Sì, avete capito bene. Quell'inno liberamente intonato negli stadi dai calciatori italiani prima di iniziare a rincorrere un pallone. Solo che, mentre in quest'ultimo caso non risultano accordi preventivi da stipulare con la Siae, quando si tratta di inno alla memoria per onorare un passato storico, e non un pallone, fioccano, guarda un po', rigorose normative. A scoperchiare la mannaia-Siae anche su ciò che i non addetti ai lavori-alpini ritenevano immune da esborsi monetari, come il democratico e universale inno di Mameli, ci pensa il presidente della sezione carnica dell'Ana, Pietro Saldari.
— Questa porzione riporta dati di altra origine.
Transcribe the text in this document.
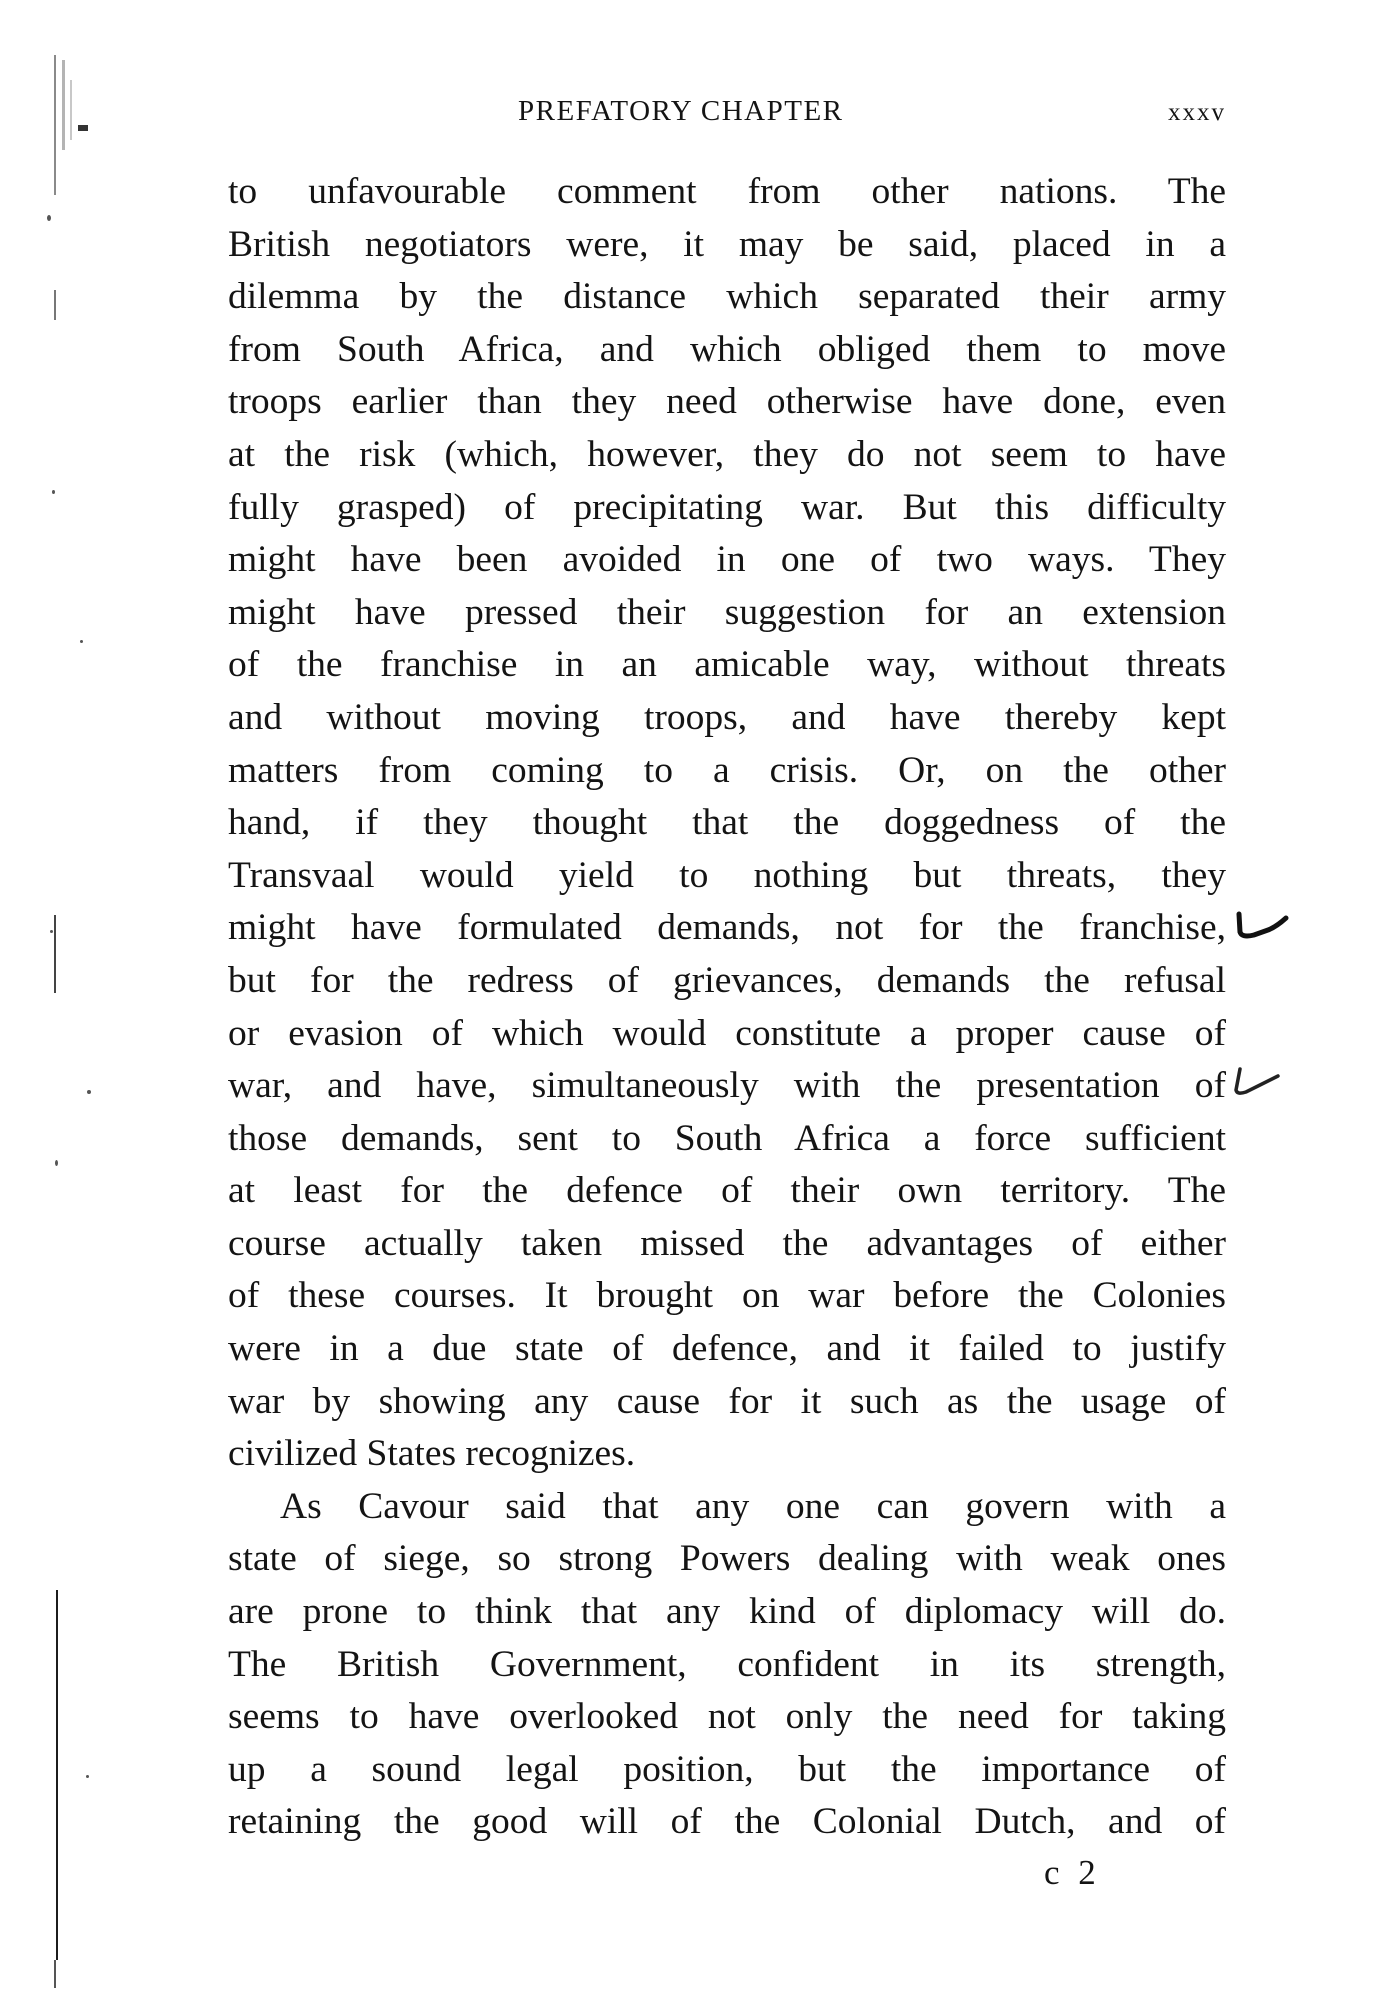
PREFATORY CHAPTER	xxxv
to unfavourable comment from other nations. The
British negotiators were, it may be said, placed in a
dilemma by the distance which separated their army
from South Africa, and which obliged them to move
troops earlier than they need otherwise have done, even
at the risk (which, however, they do not seem to have
fully grasped) of precipitating war. But this difficulty
might have been avoided in one of two ways. They
might have pressed their suggestion for an extension
of the franchise in an amicable way, without threats
and without moving troops, and have thereby kept
matters from coming to a crisis. Or, on the other
hand, if they thought that the doggedness of the
Transvaal would yield to nothing but threats, they
might have formulated demands, not for the franchise,
but for the redress of grievances, demands the refusal
or evasion of which would constitute a proper cause of
war, and have, simultaneously with the presentation of
those demands, sent to South Africa a force sufficient
at least for the defence of their own territory. The
course actually taken missed the advantages of either
of these courses. It brought on war before the Colonies
were in a due state of defence, and it failed to justify
war by showing any cause for it such as the usage of
civilized States recognizes.
As Cavour said that any one can govern with a
state of siege, so strong Powers dealing with weak ones
are prone to think that any kind of diplomacy will do.
The British Government, confident in its strength,
seems to have overlooked not only the need for taking
up a sound legal position, but the importance of
retaining the good will of the Colonial Dutch, and of
c 2
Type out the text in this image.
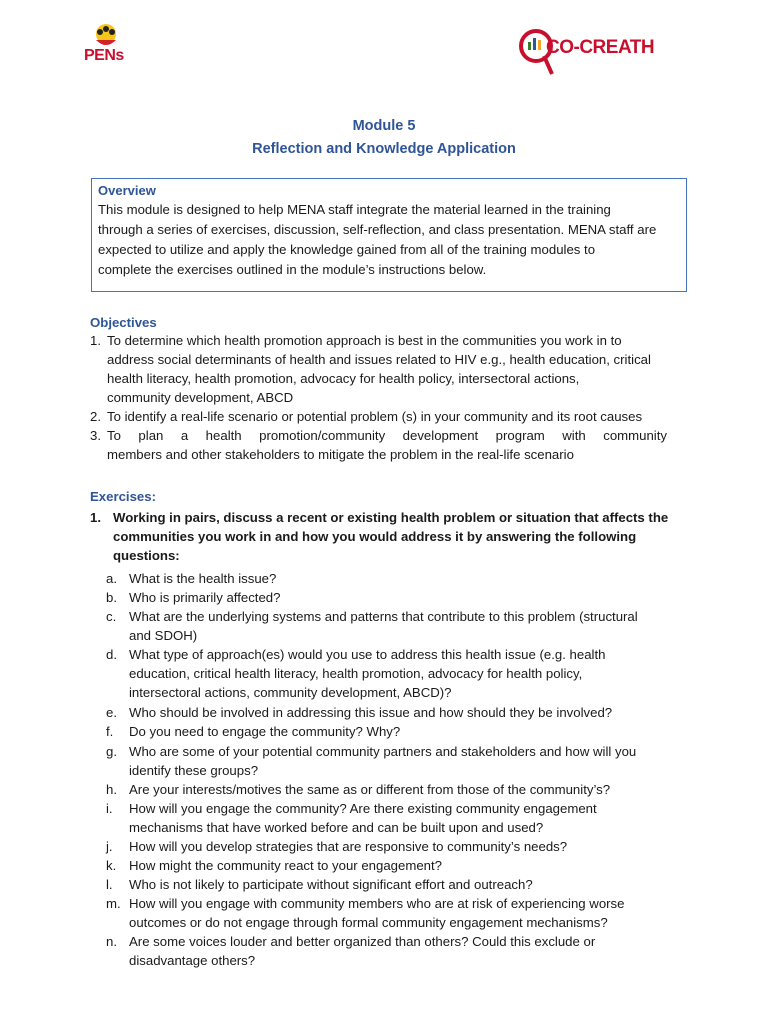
PENs	CO-CREATH
Module 5
Reflection and Knowledge Application
Overview
This module is designed to help MENA staff integrate the material learned in the training
through a series of exercises, discussion, self-reflection, and class presentation. MENA staff are
expected to utilize and apply the knowledge gained from all of the training modules to
complete the exercises outlined in the module’s instructions below.
Objectives
1. To determine which health promotion approach is best in the communities you work in to
address social determinants of health and issues related to HIV e.g., health education, critical
health literacy, health promotion, advocacy for health policy, intersectoral actions,
community development, ABCD
2. To identify a real-life scenario or potential problem (s) in your community and its root causes
3. To plan a health promotion/community development program with community
members and other stakeholders to mitigate the problem in the real-life scenario
Exercises:
1. Working in pairs, discuss a recent or existing health problem or situation that affects the
communities you work in and how you would address it by answering the following questions:
a. What is the health issue?
b. Who is primarily affected?
c. What are the underlying systems and patterns that contribute to this problem (structural
and SDOH)
d. What type of approach(es) would you use to address this health issue (e.g. health
education, critical health literacy, health promotion, advocacy for health policy,
intersectoral actions, community development, ABCD)?
e. Who should be involved in addressing this issue and how should they be involved?
f.	Do you need to engage the community? Why?
g. Who are some of your potential community partners and stakeholders and how will you
identify these groups?
h. Are your interests/motives the same as or different from those of the community’s?
i.	How will you engage the community? Are there existing community engagement
mechanisms that have worked before and can be built upon and used?
j.	How will you develop strategies that are responsive to community’s needs?
k. How might the community react to your engagement?
l.	Who is not likely to participate without significant effort and outreach?
m. How will you engage with community members who are at risk of experiencing worse
outcomes or do not engage through formal community engagement mechanisms?
n. Are some voices louder and better organized than others? Could this exclude or
disadvantage others?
Senza troppi giri di parole e con la classica sincerità che contraddistingue la gente montana, sbotta così: «È una vergogna. Dobbiamo pagare la Siae anche sull'inno nazionale». Ligi al dovere, gli alpini, per evitare possibili noie burocratiche, stipulano i cosiddetti abbonamenti Siae, in modo che fanfare, corali e bande risultino in piena regola. Ma se poi dovesse capitare di intonare canzoni di cent'anni fa che non rientrano negli accordi? Forse, la Siae chiuderebbe un occhio, chi lo sa. Ad ogni modo, sulla carta, l'inno non è esente da tasse. «Tempo fa - spiega Saldari - la sede nazionale aveva dato il via a trattative con la Società, ma il risultato fu un nulla di fatto». All'orizzonte, comunque, pare si possano profilare ulteriori tentativi per cercare di ammorbidire qualche posizione della Società, magari per convincerla a liberalizzare l'inno e la canzone del Piave.
Polemiche a parte, l'esercito friulano delle penne nere che domenica 16 sfilerà per le vie di Trieste conta, approssimativamente, un buon numero di seguaci: 6 mila da Udine e provincia, 1.500 dalla sezione della Carnia, 2.500 da Pordenone, un migliaio da Cividale, idem da Gorizia e Palmanova. Un posto d'onore sarà riservato ai sette muli che, giunti in camion da Cappella Maggiore (Treviso) e da qui partiti con le loro zampe, sotto la scorta di un manipolo di guardians veneto-friulani, alla volta della città giuliana, simboleggiano un ritorno nostalgico al passato, quando l'alpino era un tutt'uno con il suo migliore amico. Ordini di scuderia ricordano, tra l'altro, di non suonare, durante la sfilata, l'inno di Mameli o il Piave: il primo si intona soltanto in occasione dell'alzabandiera, il secondo, invece, durante la deposizione di corone ai caduti. Riusciranno le penne nere a evitare la tentazione, mettendo a tacere il cuore alpino? Chi vedrà, saprà.